Objectives: We here aimed at understanding the molecular mechanisms that induce this characteristic, histological Schwann cell response in CMT1A disease. In a first approach, we therefore searched for genes expressed by Schwann cells that are known to be involved in cell differentiation and myelination.
Materials and Methods: We combined mouse genetics, light and electron microscopic analyses as well as transcriptional and biochemical methods.
Results: We here demonstrate that the soluble growth factor Neuregulin-1 (Nrg-1) type I is induced in Schwann cells of CMT1A disease. Of note, we previously showed that Nrg-1 type I, expressed by SC, promotes nerve repair after acute nerve injury.
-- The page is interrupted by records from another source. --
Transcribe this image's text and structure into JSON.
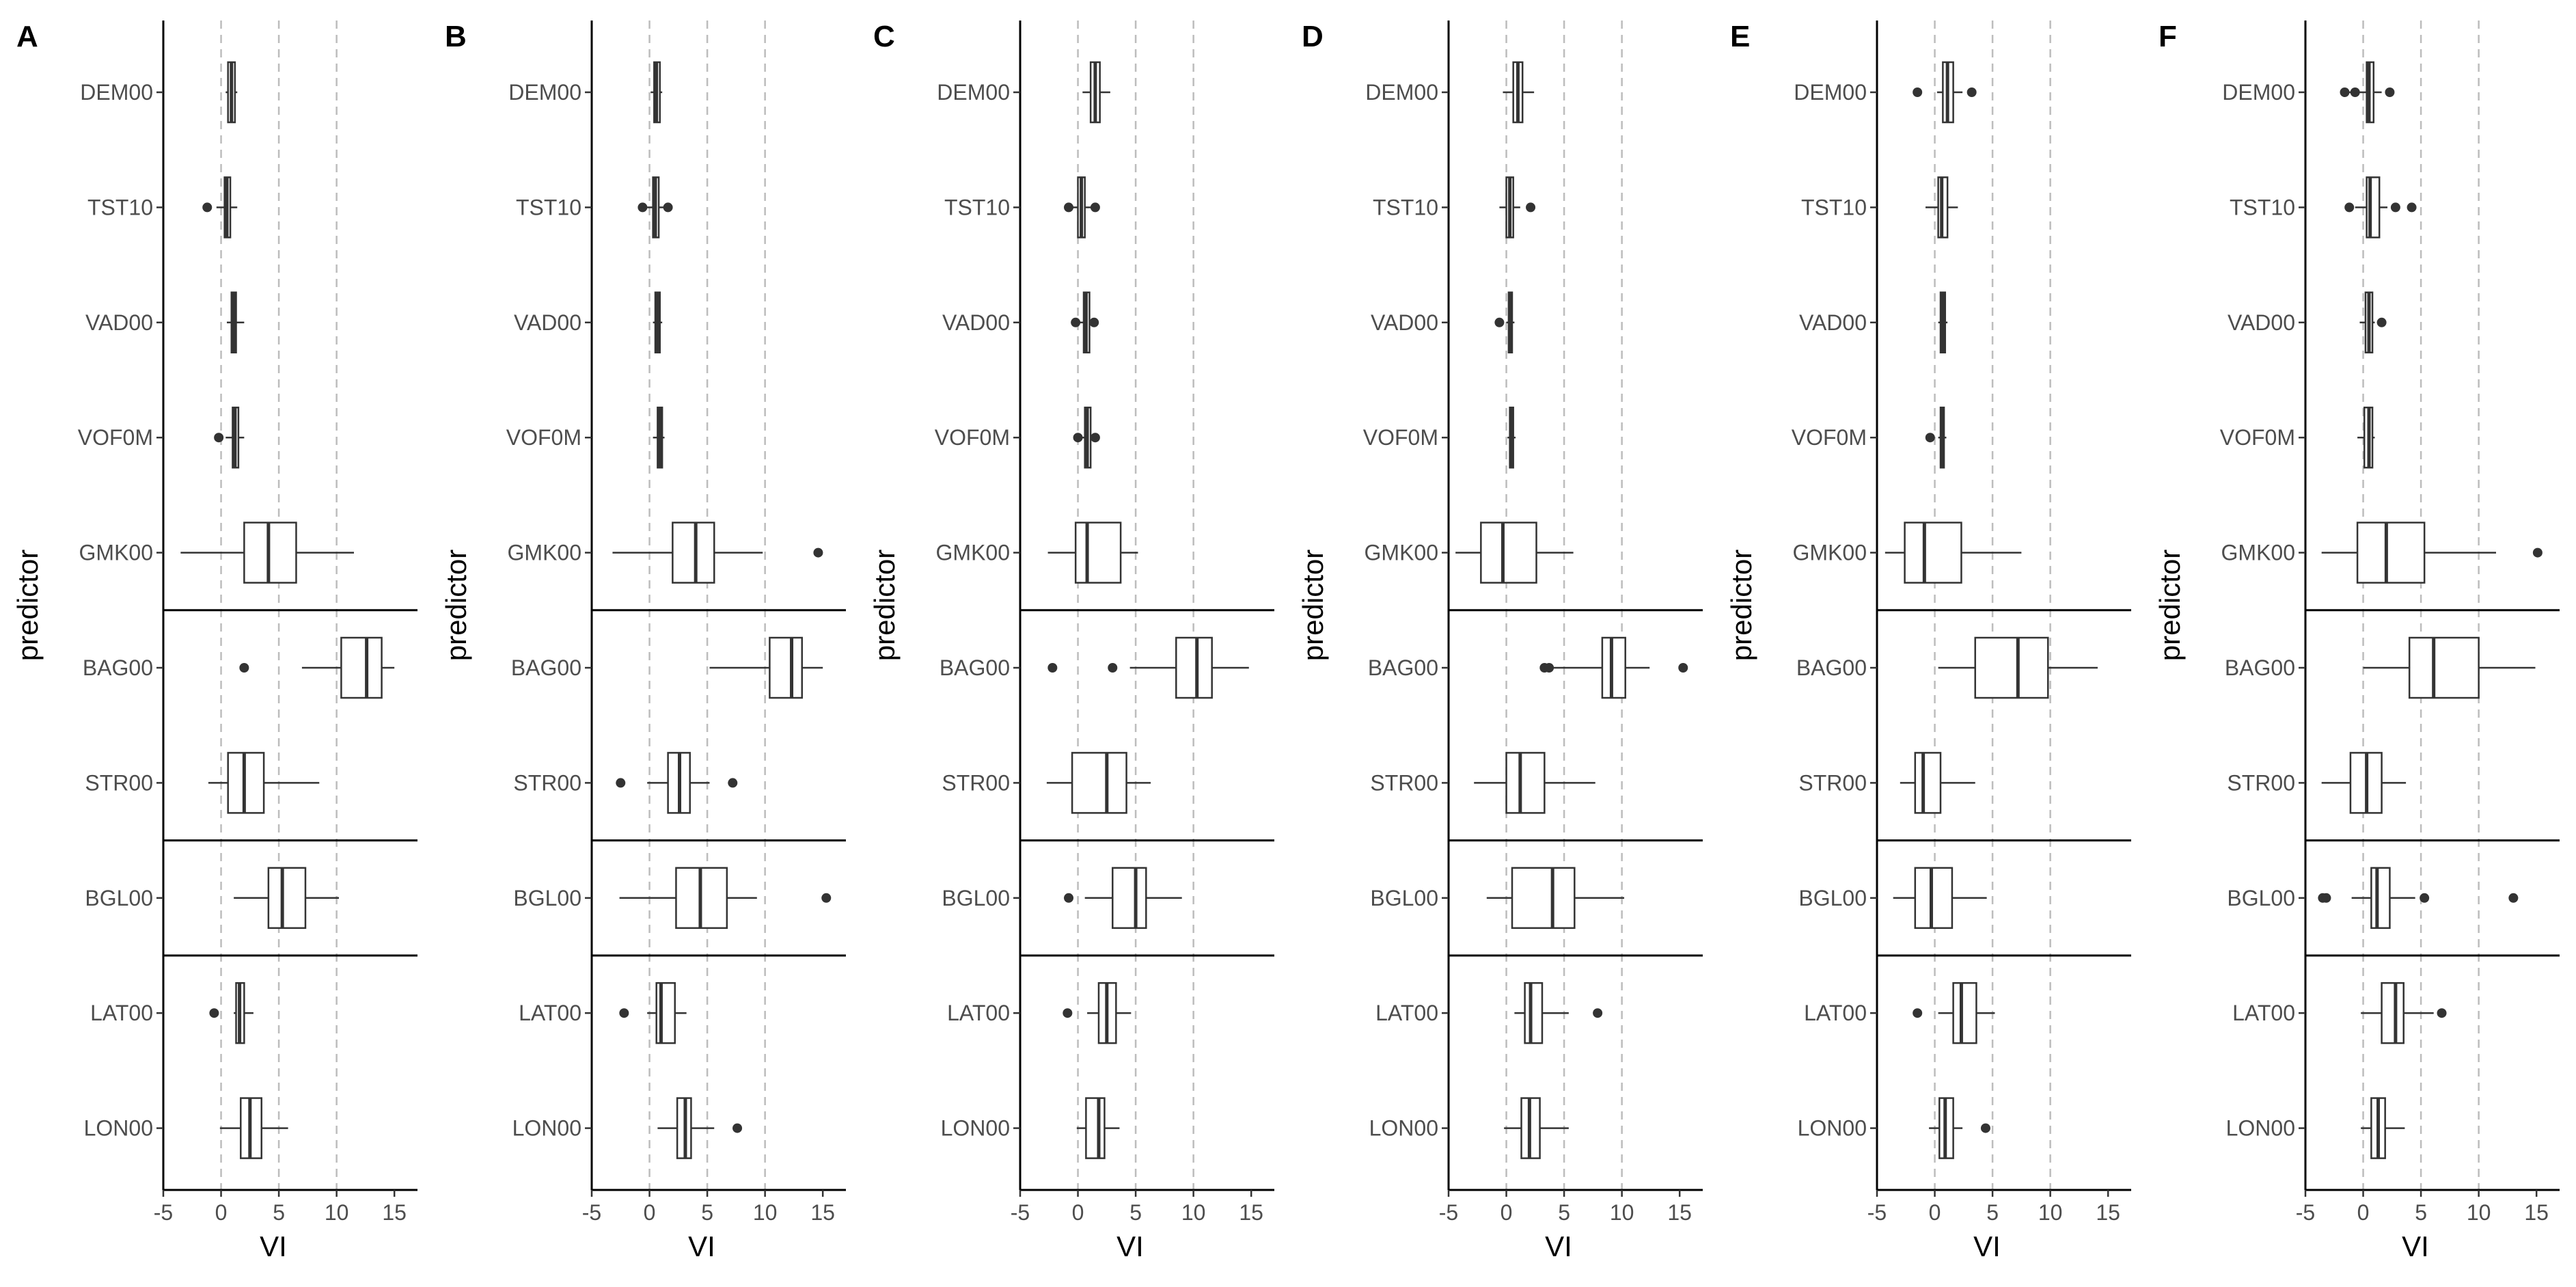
{
  "chart_data": {
    "type": "boxplot",
    "orientation": "horizontal",
    "xlabel": "VI",
    "ylabel": "predictor",
    "xlim": [
      -5,
      17
    ],
    "xticks": [
      "-5",
      "0",
      "5",
      "10",
      "15"
    ],
    "reference_lines": [
      0,
      5,
      10
    ],
    "predictors": [
      "DEM00",
      "TST10",
      "VAD00",
      "VOF0M",
      "GMK00",
      "BAG00",
      "STR00",
      "BGL00",
      "LAT00",
      "LON00"
    ],
    "group_separators_after": [
      "GMK00",
      "STR00",
      "BGL00"
    ],
    "panels": [
      {
        "label": "A",
        "boxes": [
          {
            "predictor": "DEM00",
            "whisker_low": 0.4,
            "q1": 0.6,
            "median": 0.9,
            "q3": 1.2,
            "whisker_high": 1.4,
            "outliers": []
          },
          {
            "predictor": "TST10",
            "whisker_low": -0.4,
            "q1": 0.3,
            "median": 0.5,
            "q3": 0.8,
            "whisker_high": 1.4,
            "outliers": [
              -1.2
            ]
          },
          {
            "predictor": "VAD00",
            "whisker_low": 0.5,
            "q1": 0.9,
            "median": 1.1,
            "q3": 1.3,
            "whisker_high": 2.0,
            "outliers": []
          },
          {
            "predictor": "VOF0M",
            "whisker_low": 0.4,
            "q1": 1.0,
            "median": 1.2,
            "q3": 1.5,
            "whisker_high": 2.0,
            "outliers": [
              -0.2
            ]
          },
          {
            "predictor": "GMK00",
            "whisker_low": -3.5,
            "q1": 2.0,
            "median": 4.1,
            "q3": 6.5,
            "whisker_high": 11.5,
            "outliers": []
          },
          {
            "predictor": "BAG00",
            "whisker_low": 7.0,
            "q1": 10.4,
            "median": 12.6,
            "q3": 13.9,
            "whisker_high": 15.0,
            "outliers": [
              2.0
            ]
          },
          {
            "predictor": "STR00",
            "whisker_low": -1.1,
            "q1": 0.6,
            "median": 2.0,
            "q3": 3.7,
            "whisker_high": 8.5,
            "outliers": []
          },
          {
            "predictor": "BGL00",
            "whisker_low": 1.1,
            "q1": 4.1,
            "median": 5.3,
            "q3": 7.3,
            "whisker_high": 10.2,
            "outliers": []
          },
          {
            "predictor": "LAT00",
            "whisker_low": 1.1,
            "q1": 1.3,
            "median": 1.6,
            "q3": 2.0,
            "whisker_high": 2.8,
            "outliers": [
              -0.6
            ]
          },
          {
            "predictor": "LON00",
            "whisker_low": -0.1,
            "q1": 1.7,
            "median": 2.5,
            "q3": 3.5,
            "whisker_high": 5.8,
            "outliers": []
          }
        ]
      },
      {
        "label": "B",
        "boxes": [
          {
            "predictor": "DEM00",
            "whisker_low": 0.1,
            "q1": 0.4,
            "median": 0.6,
            "q3": 0.9,
            "whisker_high": 1.1,
            "outliers": []
          },
          {
            "predictor": "TST10",
            "whisker_low": -0.2,
            "q1": 0.3,
            "median": 0.5,
            "q3": 0.8,
            "whisker_high": 1.3,
            "outliers": [
              -0.6,
              1.6
            ]
          },
          {
            "predictor": "VAD00",
            "whisker_low": 0.3,
            "q1": 0.5,
            "median": 0.7,
            "q3": 0.9,
            "whisker_high": 1.1,
            "outliers": []
          },
          {
            "predictor": "VOF0M",
            "whisker_low": 0.3,
            "q1": 0.7,
            "median": 0.9,
            "q3": 1.1,
            "whisker_high": 1.3,
            "outliers": []
          },
          {
            "predictor": "GMK00",
            "whisker_low": -3.2,
            "q1": 2.0,
            "median": 4.0,
            "q3": 5.6,
            "whisker_high": 9.8,
            "outliers": [
              14.6
            ]
          },
          {
            "predictor": "BAG00",
            "whisker_low": 5.2,
            "q1": 10.4,
            "median": 12.3,
            "q3": 13.2,
            "whisker_high": 15.0,
            "outliers": []
          },
          {
            "predictor": "STR00",
            "whisker_low": -0.2,
            "q1": 1.6,
            "median": 2.6,
            "q3": 3.5,
            "whisker_high": 5.2,
            "outliers": [
              -2.5,
              7.2
            ]
          },
          {
            "predictor": "BGL00",
            "whisker_low": -2.6,
            "q1": 2.3,
            "median": 4.4,
            "q3": 6.7,
            "whisker_high": 9.3,
            "outliers": [
              15.3
            ]
          },
          {
            "predictor": "LAT00",
            "whisker_low": -0.2,
            "q1": 0.6,
            "median": 1.0,
            "q3": 2.2,
            "whisker_high": 3.2,
            "outliers": [
              -2.2
            ]
          },
          {
            "predictor": "LON00",
            "whisker_low": 0.7,
            "q1": 2.4,
            "median": 3.1,
            "q3": 3.6,
            "whisker_high": 5.6,
            "outliers": [
              7.6
            ]
          }
        ]
      },
      {
        "label": "C",
        "boxes": [
          {
            "predictor": "DEM00",
            "whisker_low": 0.4,
            "q1": 1.1,
            "median": 1.5,
            "q3": 1.9,
            "whisker_high": 2.8,
            "outliers": []
          },
          {
            "predictor": "TST10",
            "whisker_low": -0.5,
            "q1": 0.0,
            "median": 0.3,
            "q3": 0.6,
            "whisker_high": 1.1,
            "outliers": [
              -0.8,
              1.5
            ]
          },
          {
            "predictor": "VAD00",
            "whisker_low": 0.2,
            "q1": 0.5,
            "median": 0.7,
            "q3": 1.0,
            "whisker_high": 1.2,
            "outliers": [
              -0.2,
              1.4
            ]
          },
          {
            "predictor": "VOF0M",
            "whisker_low": 0.3,
            "q1": 0.6,
            "median": 0.8,
            "q3": 1.1,
            "whisker_high": 1.3,
            "outliers": [
              0.0,
              1.5
            ]
          },
          {
            "predictor": "GMK00",
            "whisker_low": -2.6,
            "q1": -0.2,
            "median": 0.8,
            "q3": 3.7,
            "whisker_high": 5.2,
            "outliers": []
          },
          {
            "predictor": "BAG00",
            "whisker_low": 4.5,
            "q1": 8.5,
            "median": 10.3,
            "q3": 11.6,
            "whisker_high": 14.8,
            "outliers": [
              -2.2,
              3.0
            ]
          },
          {
            "predictor": "STR00",
            "whisker_low": -2.7,
            "q1": -0.5,
            "median": 2.5,
            "q3": 4.2,
            "whisker_high": 6.3,
            "outliers": []
          },
          {
            "predictor": "BGL00",
            "whisker_low": 0.6,
            "q1": 3.0,
            "median": 5.0,
            "q3": 5.9,
            "whisker_high": 9.0,
            "outliers": [
              -0.8
            ]
          },
          {
            "predictor": "LAT00",
            "whisker_low": 0.8,
            "q1": 1.8,
            "median": 2.5,
            "q3": 3.3,
            "whisker_high": 4.6,
            "outliers": [
              -0.9
            ]
          },
          {
            "predictor": "LON00",
            "whisker_low": -0.1,
            "q1": 0.7,
            "median": 1.8,
            "q3": 2.3,
            "whisker_high": 3.6,
            "outliers": []
          }
        ]
      },
      {
        "label": "D",
        "boxes": [
          {
            "predictor": "DEM00",
            "whisker_low": -0.3,
            "q1": 0.6,
            "median": 1.0,
            "q3": 1.4,
            "whisker_high": 2.4,
            "outliers": []
          },
          {
            "predictor": "TST10",
            "whisker_low": -0.6,
            "q1": 0.0,
            "median": 0.3,
            "q3": 0.6,
            "whisker_high": 1.2,
            "outliers": [
              2.1
            ]
          },
          {
            "predictor": "VAD00",
            "whisker_low": 0.0,
            "q1": 0.2,
            "median": 0.4,
            "q3": 0.5,
            "whisker_high": 0.7,
            "outliers": [
              -0.6
            ]
          },
          {
            "predictor": "VOF0M",
            "whisker_low": 0.1,
            "q1": 0.3,
            "median": 0.5,
            "q3": 0.6,
            "whisker_high": 0.8,
            "outliers": []
          },
          {
            "predictor": "GMK00",
            "whisker_low": -4.4,
            "q1": -2.2,
            "median": -0.3,
            "q3": 2.6,
            "whisker_high": 5.8,
            "outliers": []
          },
          {
            "predictor": "BAG00",
            "whisker_low": 4.0,
            "q1": 8.3,
            "median": 9.1,
            "q3": 10.3,
            "whisker_high": 12.4,
            "outliers": [
              3.3,
              3.7,
              15.3
            ]
          },
          {
            "predictor": "STR00",
            "whisker_low": -2.8,
            "q1": 0.0,
            "median": 1.2,
            "q3": 3.3,
            "whisker_high": 7.7,
            "outliers": []
          },
          {
            "predictor": "BGL00",
            "whisker_low": -1.7,
            "q1": 0.5,
            "median": 4.0,
            "q3": 5.9,
            "whisker_high": 10.2,
            "outliers": []
          },
          {
            "predictor": "LAT00",
            "whisker_low": 0.7,
            "q1": 1.6,
            "median": 2.1,
            "q3": 3.1,
            "whisker_high": 5.4,
            "outliers": [
              7.9
            ]
          },
          {
            "predictor": "LON00",
            "whisker_low": -0.2,
            "q1": 1.3,
            "median": 2.0,
            "q3": 2.9,
            "whisker_high": 5.4,
            "outliers": []
          }
        ]
      },
      {
        "label": "E",
        "boxes": [
          {
            "predictor": "DEM00",
            "whisker_low": 0.2,
            "q1": 0.7,
            "median": 1.1,
            "q3": 1.6,
            "whisker_high": 2.4,
            "outliers": [
              -1.5,
              3.2
            ]
          },
          {
            "predictor": "TST10",
            "whisker_low": -0.8,
            "q1": 0.3,
            "median": 0.6,
            "q3": 1.1,
            "whisker_high": 2.0,
            "outliers": []
          },
          {
            "predictor": "VAD00",
            "whisker_low": 0.3,
            "q1": 0.5,
            "median": 0.7,
            "q3": 0.9,
            "whisker_high": 1.1,
            "outliers": []
          },
          {
            "predictor": "VOF0M",
            "whisker_low": 0.3,
            "q1": 0.5,
            "median": 0.6,
            "q3": 0.8,
            "whisker_high": 1.0,
            "outliers": [
              -0.4
            ]
          },
          {
            "predictor": "GMK00",
            "whisker_low": -4.3,
            "q1": -2.6,
            "median": -0.9,
            "q3": 2.3,
            "whisker_high": 7.5,
            "outliers": []
          },
          {
            "predictor": "BAG00",
            "whisker_low": 0.3,
            "q1": 3.5,
            "median": 7.2,
            "q3": 9.8,
            "whisker_high": 14.1,
            "outliers": []
          },
          {
            "predictor": "STR00",
            "whisker_low": -3.0,
            "q1": -1.7,
            "median": -1.0,
            "q3": 0.5,
            "whisker_high": 3.5,
            "outliers": []
          },
          {
            "predictor": "BGL00",
            "whisker_low": -3.6,
            "q1": -1.7,
            "median": -0.3,
            "q3": 1.5,
            "whisker_high": 4.5,
            "outliers": []
          },
          {
            "predictor": "LAT00",
            "whisker_low": 0.3,
            "q1": 1.6,
            "median": 2.3,
            "q3": 3.6,
            "whisker_high": 5.2,
            "outliers": [
              -1.5
            ]
          },
          {
            "predictor": "LON00",
            "whisker_low": -0.5,
            "q1": 0.4,
            "median": 0.9,
            "q3": 1.6,
            "whisker_high": 2.4,
            "outliers": [
              4.4
            ]
          }
        ]
      },
      {
        "label": "F",
        "boxes": [
          {
            "predictor": "DEM00",
            "whisker_low": -1.3,
            "q1": 0.3,
            "median": 0.5,
            "q3": 0.9,
            "whisker_high": 1.6,
            "outliers": [
              -1.6,
              -0.7,
              2.3
            ]
          },
          {
            "predictor": "TST10",
            "whisker_low": -0.7,
            "q1": 0.3,
            "median": 0.6,
            "q3": 1.4,
            "whisker_high": 2.1,
            "outliers": [
              -1.2,
              2.8,
              4.2
            ]
          },
          {
            "predictor": "VAD00",
            "whisker_low": -0.3,
            "q1": 0.2,
            "median": 0.5,
            "q3": 0.8,
            "whisker_high": 1.0,
            "outliers": [
              1.6
            ]
          },
          {
            "predictor": "VOF0M",
            "whisker_low": -0.5,
            "q1": 0.1,
            "median": 0.5,
            "q3": 0.8,
            "whisker_high": 1.0,
            "outliers": []
          },
          {
            "predictor": "GMK00",
            "whisker_low": -3.6,
            "q1": -0.5,
            "median": 2.0,
            "q3": 5.3,
            "whisker_high": 11.5,
            "outliers": [
              15.1
            ]
          },
          {
            "predictor": "BAG00",
            "whisker_low": 0.0,
            "q1": 4.0,
            "median": 6.1,
            "q3": 10.0,
            "whisker_high": 14.9,
            "outliers": []
          },
          {
            "predictor": "STR00",
            "whisker_low": -3.6,
            "q1": -1.1,
            "median": 0.3,
            "q3": 1.6,
            "whisker_high": 3.7,
            "outliers": []
          },
          {
            "predictor": "BGL00",
            "whisker_low": -1.0,
            "q1": 0.7,
            "median": 1.2,
            "q3": 2.3,
            "whisker_high": 4.5,
            "outliers": [
              -3.2,
              -3.5,
              5.3,
              13.0
            ]
          },
          {
            "predictor": "LAT00",
            "whisker_low": -0.2,
            "q1": 1.6,
            "median": 2.8,
            "q3": 3.5,
            "whisker_high": 6.1,
            "outliers": [
              6.8
            ]
          },
          {
            "predictor": "LON00",
            "whisker_low": -0.2,
            "q1": 0.7,
            "median": 1.3,
            "q3": 1.9,
            "whisker_high": 3.6,
            "outliers": []
          }
        ]
      }
    ]
  }
}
With the help of different mutant and transgenic mice, we identified Schwann cell derived Nrg-1 as a major regulator of Schwann cell pathology in a mouse model for CMT1A disease. In detail, CMT1A mice lacking Schwann cell derived Nrg-1 demonstrate a strong amelioration of the characteristic disease hallmarks including dysmyelination and onion bulb formations, along with an improvement of the clinical phenotype. In contrast, transgenic mice overexpressing Nrg-1 type I in Schwann cells mimic a demyelinating peripheral neuropathy on histological level.
Conclusion: We here suggest a model in which Schwann cells in peripheral nerve diseases mount a common regeneration program which is beneficial after acute nerve injury, but turns into a detrimental persistent response in chronic peripheral nerve disease such as CMT1A.